As it turns out, Albert breaks his leg and has to go to the hospital in Perth. Scolded by the hospital governors, Sister Penny locks the doors at night, the nurses check the beds carefully, and all the children seem chastened and quiet.
As a result of the accident, the Golden Age has to surrender some of its unconventional ease, which is what made it such a good place for the children to recuperate. The concerns and conventions of the outside world are finally encroaching on what had been a remarkably secluded shelter.
One afternoon while Sister Penny is out, a strange man arrives at the Golden Age. It turns out to be Ann Lee’s father. To her mute delight, he picks her up and swings her around in the air. Gathering up her few possessions, he informs her happily that he’s taking her home.
Mr. Lee’s arrival is one of the novel’s many touching descriptions of the devotion between parents and child—a bond that, regardless of families’ individual flaws, is universal and helps them transcend the challenge of polio.

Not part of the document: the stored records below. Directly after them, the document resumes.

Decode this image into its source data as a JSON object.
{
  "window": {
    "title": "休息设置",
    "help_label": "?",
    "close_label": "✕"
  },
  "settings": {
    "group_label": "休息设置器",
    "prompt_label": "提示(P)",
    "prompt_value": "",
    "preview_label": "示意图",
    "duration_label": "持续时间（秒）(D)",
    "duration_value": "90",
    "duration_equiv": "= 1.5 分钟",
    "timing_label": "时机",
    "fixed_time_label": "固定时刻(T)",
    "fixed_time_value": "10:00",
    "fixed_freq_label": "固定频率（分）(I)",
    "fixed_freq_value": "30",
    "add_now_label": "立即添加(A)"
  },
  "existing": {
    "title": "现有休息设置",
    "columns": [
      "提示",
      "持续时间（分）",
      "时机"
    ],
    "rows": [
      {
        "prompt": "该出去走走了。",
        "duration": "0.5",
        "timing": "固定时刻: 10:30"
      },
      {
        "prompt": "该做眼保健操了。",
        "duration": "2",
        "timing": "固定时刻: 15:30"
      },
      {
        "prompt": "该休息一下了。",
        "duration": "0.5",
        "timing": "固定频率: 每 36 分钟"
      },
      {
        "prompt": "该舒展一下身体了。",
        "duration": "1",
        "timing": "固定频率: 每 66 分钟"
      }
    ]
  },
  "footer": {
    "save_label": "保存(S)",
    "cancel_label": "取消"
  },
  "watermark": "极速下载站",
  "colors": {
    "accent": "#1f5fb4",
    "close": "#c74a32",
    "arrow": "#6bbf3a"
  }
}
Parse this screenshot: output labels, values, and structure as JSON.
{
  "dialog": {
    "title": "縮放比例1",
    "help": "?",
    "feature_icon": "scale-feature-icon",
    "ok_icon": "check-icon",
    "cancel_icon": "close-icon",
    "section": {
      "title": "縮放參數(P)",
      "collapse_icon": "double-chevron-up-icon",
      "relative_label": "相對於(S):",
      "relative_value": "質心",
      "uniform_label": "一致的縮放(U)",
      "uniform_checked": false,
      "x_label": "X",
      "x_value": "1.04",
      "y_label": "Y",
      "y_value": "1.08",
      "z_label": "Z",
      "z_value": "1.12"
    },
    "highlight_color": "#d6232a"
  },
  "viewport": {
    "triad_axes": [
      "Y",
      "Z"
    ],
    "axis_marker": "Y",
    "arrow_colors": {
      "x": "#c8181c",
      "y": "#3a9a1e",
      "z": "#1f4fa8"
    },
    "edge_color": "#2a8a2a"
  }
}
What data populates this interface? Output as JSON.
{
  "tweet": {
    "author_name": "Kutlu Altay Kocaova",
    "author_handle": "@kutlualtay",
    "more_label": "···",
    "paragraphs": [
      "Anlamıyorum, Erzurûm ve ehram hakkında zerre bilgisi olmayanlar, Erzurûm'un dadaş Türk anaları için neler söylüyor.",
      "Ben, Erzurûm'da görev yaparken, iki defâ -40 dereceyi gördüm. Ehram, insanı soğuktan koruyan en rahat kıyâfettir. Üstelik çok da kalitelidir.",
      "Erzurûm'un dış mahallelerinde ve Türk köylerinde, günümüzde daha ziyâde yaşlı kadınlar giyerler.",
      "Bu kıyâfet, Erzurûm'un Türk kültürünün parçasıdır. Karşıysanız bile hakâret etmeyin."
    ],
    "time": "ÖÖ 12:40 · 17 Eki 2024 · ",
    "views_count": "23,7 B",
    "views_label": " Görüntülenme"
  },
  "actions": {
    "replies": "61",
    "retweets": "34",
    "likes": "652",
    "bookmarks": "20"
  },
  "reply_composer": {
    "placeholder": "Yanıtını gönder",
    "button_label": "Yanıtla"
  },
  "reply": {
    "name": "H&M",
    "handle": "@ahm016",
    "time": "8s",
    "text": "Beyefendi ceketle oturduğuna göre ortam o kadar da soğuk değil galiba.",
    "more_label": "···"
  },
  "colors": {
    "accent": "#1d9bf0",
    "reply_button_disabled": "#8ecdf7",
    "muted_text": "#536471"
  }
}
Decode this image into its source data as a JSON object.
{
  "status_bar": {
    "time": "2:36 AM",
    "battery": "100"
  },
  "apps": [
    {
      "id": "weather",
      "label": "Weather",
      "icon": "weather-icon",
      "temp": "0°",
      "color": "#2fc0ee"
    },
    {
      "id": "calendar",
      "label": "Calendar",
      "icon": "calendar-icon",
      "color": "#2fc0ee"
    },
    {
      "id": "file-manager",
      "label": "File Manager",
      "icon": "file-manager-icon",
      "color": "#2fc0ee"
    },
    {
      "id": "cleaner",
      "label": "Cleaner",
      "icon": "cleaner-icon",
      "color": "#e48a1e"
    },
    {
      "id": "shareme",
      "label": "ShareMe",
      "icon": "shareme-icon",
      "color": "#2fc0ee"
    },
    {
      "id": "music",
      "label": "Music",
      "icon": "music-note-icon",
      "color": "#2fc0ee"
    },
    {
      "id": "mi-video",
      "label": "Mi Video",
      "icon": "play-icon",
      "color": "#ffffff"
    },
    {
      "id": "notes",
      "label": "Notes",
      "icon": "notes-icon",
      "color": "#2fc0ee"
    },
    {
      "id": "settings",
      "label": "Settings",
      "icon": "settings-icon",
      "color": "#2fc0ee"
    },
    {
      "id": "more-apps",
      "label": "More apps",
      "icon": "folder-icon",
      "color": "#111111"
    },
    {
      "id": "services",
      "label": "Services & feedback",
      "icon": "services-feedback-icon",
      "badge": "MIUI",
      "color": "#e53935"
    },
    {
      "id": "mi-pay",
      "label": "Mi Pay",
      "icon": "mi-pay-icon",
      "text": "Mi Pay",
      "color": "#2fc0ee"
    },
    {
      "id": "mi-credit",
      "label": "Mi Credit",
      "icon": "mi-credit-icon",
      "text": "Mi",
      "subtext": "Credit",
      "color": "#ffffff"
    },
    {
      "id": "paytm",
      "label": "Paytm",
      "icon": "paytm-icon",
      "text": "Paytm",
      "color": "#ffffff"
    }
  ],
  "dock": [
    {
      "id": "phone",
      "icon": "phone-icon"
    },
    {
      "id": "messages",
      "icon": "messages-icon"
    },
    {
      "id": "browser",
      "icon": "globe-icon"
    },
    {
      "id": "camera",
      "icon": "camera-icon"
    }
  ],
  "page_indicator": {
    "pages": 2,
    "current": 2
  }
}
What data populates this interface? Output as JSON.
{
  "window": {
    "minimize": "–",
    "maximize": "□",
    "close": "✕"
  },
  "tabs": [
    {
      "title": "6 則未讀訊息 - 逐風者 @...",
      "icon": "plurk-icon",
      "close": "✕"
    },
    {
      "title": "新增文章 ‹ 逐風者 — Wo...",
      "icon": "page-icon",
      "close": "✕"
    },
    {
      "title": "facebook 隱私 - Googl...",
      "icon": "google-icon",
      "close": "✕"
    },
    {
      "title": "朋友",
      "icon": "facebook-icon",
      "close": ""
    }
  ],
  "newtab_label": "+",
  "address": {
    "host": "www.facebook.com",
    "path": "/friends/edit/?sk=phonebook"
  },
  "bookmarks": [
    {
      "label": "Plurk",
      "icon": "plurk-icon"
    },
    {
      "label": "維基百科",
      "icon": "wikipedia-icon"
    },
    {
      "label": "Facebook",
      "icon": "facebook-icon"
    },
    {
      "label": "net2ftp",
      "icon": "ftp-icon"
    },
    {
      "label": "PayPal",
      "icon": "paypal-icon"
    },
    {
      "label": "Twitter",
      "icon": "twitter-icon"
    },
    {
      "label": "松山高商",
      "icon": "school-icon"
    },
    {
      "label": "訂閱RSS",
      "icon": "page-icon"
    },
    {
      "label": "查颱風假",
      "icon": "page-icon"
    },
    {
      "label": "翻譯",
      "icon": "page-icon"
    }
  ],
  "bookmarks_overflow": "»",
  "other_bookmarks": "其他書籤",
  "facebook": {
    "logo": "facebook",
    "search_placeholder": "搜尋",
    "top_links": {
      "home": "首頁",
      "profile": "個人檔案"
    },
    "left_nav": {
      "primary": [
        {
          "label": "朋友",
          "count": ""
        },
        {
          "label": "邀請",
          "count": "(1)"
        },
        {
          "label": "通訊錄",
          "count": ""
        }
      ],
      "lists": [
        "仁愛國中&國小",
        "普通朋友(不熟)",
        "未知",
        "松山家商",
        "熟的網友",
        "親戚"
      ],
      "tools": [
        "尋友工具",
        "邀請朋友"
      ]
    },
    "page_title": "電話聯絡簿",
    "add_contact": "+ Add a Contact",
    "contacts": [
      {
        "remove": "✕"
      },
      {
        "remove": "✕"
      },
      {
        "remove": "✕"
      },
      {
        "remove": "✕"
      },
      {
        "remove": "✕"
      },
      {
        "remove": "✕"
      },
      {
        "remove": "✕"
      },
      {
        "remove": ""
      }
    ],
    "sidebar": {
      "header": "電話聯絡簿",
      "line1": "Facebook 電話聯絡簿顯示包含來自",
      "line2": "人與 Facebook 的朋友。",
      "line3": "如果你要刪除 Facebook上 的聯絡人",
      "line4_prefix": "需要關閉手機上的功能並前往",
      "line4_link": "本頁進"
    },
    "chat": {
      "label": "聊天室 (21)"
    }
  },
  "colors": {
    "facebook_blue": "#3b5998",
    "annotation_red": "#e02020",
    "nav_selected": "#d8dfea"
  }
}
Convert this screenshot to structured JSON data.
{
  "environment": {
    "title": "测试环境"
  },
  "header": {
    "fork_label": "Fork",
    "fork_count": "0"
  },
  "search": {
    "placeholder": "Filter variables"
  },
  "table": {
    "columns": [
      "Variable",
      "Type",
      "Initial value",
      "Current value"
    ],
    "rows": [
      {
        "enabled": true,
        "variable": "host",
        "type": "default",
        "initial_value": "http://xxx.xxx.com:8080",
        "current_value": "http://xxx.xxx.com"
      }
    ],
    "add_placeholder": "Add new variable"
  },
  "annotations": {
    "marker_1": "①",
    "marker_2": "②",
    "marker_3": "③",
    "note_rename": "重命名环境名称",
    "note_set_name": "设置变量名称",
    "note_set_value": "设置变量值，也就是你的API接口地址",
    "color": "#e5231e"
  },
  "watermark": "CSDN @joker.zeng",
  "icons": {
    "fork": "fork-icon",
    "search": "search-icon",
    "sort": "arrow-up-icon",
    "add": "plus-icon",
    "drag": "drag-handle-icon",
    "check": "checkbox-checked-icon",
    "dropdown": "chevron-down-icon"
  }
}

Sister Penny tries to persuade Mr. Lee that Ann Lee needs to stay at the hospital to truly recover her ability to walk, but Mr. Lee says he and his wife felt a “call” to take her home. Wearily, Sister Penny concedes; she’s upset because she knows Ann Lee will limp for the rest of her life. For the first time, she’s not optimistic about her patients.
Despite the beauty of their bond, it’s important that Mr. Lee’s love for Ann Lee ultimately prevents her from getting the therapy she needs. While she’s happy to be with her parents, she’ll never achieve the independence for which she first came to the hospital.